Die Ausbildung zum Begleithund ist der Grundstein und Voraussetzung für alle weiteren Ausbildungen wie VPG, Turnierhundsport und Agility.

Hier werden die Kommandos des Grundgehorsams Sitz, Platz, Hier usw. vermittelt und gefestigt.
Die Ausbildung beschränkt sich aber nicht nur auf den Hund.
Die Praxis zeigt, dass die Ausbildung des Hundeführers ebenso wichtig ist und meist am langwierigsten ist. Wir wollen ja Hunde motivieren freudig mit uns zu arbeiten und nicht die Kommandos in sie reinprügeln.
Was nicht nur dem besseren Aussehen dient.
Nein, auch die Beziehung Hund - Hundeführer wird dabei gestärkt.
Neben dem Grundgehorsam wird die Sozialisierung der Hunde gegenüber Menschen und Artgenossen fortgesetzt.
Das Ziel der Ausbildung ist das Ablegen der Begleithundprüfung die aus zwei Teilen besteht.

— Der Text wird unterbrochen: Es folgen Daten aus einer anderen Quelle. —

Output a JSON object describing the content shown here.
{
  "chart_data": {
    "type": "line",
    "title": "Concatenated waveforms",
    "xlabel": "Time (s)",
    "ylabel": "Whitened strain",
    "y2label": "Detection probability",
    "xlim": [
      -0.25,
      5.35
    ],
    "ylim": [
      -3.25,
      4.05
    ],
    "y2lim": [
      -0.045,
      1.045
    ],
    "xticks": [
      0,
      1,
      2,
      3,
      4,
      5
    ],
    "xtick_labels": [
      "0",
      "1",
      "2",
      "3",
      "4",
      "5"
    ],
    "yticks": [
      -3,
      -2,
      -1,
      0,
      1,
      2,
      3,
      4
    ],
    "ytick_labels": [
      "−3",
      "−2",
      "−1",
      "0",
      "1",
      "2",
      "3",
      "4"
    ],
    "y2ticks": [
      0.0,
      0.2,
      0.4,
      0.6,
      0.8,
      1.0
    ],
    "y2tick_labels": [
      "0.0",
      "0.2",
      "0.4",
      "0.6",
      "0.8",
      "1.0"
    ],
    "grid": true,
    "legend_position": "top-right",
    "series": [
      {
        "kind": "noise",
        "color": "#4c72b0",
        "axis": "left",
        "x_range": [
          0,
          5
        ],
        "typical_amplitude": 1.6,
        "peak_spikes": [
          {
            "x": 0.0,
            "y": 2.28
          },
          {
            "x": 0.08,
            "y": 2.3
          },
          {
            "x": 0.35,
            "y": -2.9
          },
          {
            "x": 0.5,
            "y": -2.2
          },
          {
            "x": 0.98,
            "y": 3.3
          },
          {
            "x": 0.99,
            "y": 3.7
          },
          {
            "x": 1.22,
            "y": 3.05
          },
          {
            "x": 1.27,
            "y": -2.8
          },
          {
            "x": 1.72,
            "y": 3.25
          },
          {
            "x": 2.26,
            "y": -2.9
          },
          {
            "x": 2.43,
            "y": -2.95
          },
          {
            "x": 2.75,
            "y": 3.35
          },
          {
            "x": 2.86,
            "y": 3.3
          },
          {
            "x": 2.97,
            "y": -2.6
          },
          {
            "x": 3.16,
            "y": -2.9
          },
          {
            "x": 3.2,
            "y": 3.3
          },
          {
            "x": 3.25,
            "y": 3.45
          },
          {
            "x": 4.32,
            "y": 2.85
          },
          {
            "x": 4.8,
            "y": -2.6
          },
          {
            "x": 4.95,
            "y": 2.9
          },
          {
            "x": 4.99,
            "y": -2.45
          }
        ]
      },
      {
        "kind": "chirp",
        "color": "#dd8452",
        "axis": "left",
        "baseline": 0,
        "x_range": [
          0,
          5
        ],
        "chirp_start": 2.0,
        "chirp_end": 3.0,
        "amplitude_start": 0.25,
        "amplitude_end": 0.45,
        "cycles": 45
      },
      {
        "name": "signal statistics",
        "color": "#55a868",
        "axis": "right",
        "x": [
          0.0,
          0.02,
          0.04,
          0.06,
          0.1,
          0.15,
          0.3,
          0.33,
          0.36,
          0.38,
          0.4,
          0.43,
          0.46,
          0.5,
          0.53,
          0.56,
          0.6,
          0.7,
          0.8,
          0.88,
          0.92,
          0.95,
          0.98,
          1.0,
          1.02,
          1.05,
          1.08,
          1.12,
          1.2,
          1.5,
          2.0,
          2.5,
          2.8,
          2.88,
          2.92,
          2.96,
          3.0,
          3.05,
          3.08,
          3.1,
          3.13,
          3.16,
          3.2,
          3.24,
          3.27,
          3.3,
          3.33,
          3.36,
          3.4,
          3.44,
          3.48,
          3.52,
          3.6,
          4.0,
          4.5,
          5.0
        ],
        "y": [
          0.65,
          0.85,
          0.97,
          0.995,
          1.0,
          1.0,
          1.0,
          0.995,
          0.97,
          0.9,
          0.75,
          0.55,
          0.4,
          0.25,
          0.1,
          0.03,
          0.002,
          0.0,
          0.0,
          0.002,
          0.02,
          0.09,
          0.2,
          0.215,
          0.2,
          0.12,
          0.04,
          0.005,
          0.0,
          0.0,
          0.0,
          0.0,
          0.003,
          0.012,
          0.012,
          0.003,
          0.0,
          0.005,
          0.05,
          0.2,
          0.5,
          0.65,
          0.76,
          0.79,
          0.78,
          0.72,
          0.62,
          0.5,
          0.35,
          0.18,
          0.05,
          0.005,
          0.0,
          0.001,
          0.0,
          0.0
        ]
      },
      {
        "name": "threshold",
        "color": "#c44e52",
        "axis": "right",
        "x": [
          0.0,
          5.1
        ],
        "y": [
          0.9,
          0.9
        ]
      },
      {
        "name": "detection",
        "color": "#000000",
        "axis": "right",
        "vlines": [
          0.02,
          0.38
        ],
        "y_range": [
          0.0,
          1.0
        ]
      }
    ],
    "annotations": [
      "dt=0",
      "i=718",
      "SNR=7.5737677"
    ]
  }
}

Die Gehorsamsübungen wie "Sitz, Platz, Fuß" usw. sind die Basis für den täglichen Umgang mit dem Hund, wobei das Alter natürlich keine Rolle spielt.
Ständig müssen Kommandos wiederholt werden, damit der Hund das Gelernte nicht vergisst.
Als Basis für alle weiteren Arten des Vielseitigkeitssports (VPG) wurde vom VDH die Begleithundprüfung entwickelt.
Die Begleithundprüfung (BH) ist die Voraussetzungen für den weiteren Weg von Hund und Hundeführer im Hundesport.
Bei der BH wird auf dem Trainingsplatz der Gehorsam des Hundes geübt.
Er soll dabei mit und ohne Leine, dicht und freudig beim Hundeführer gehen.
Auf Kommandos wie Sitz, Platz und Fuß sofort reagieren und alleine unter Ablenkung liegen bleiben.
Ebenso wichtig ist die Sozialverträglichkeit des Hundes gegenüber alltäglichen Lebenssituationen.

In dem an die BH angrenzenden Verkehrsteil wird der Hund auch daraufhin geprüft.
Er wird alleine angebunden, muß sich ruhig verhalten und unbeeindruckt gegenüber Joggern, Autos oder Fahrrädern.
In der heutigen Zeit wird durch die Öffentlichkeit immer mehr Wert auf guten Grundgehorsam gelegt.
Durch Hundeverordnungen und diverse Gesetze werden Hundehalter mehr in die Pflicht genommen sich verantwortungsbewusst mit ihren Vierbeinern zu zeigen.
Für viele Hunde bedeutet die bestandene BH einen auferlegten Maulkorb- und Leinenzwang zu entgehen. Gleichzeitig zeigt sich der Hundeführer sachkundig, was in einigen Bundesländern die Grundvoraussetzung für das Halten sogenannter "Kampfhunde" ist.
Die BH beinhaltet also neben den Übungen auf dem Platz und dem Verkehrsteil auch einen Sachkundetest, den der Hundeführer schriftlich vor der Prüfung ablegen muß.
Der Prüfling bekommt Fragebögen, auf denen er die richtigen Antworten ankreuzen muß.
Dieses Wissen wird ihm parallel zur Platzarbeit vermittelt.
Er lernt etwas über Haltung, Pflege und Fütterung des Hundes. Anatomiegrundkenntnisse, erste Hilfe beim Hund und seine Körpersprache gehören ebenso zu den theoretischen Grundlagen.
Auch Informationen zu Gesetzen und Verordnungen über das Halten von Hunden werden vermittelt.
Sind Hund und Hundeführer bereit, steht der BH nichts mehr im Weg.
Viele Ordnungsämter von Städten und Gemeinden belohnen das Ablegen dieser Prüfung bereits mit ermäßigter Hundesteuer!!!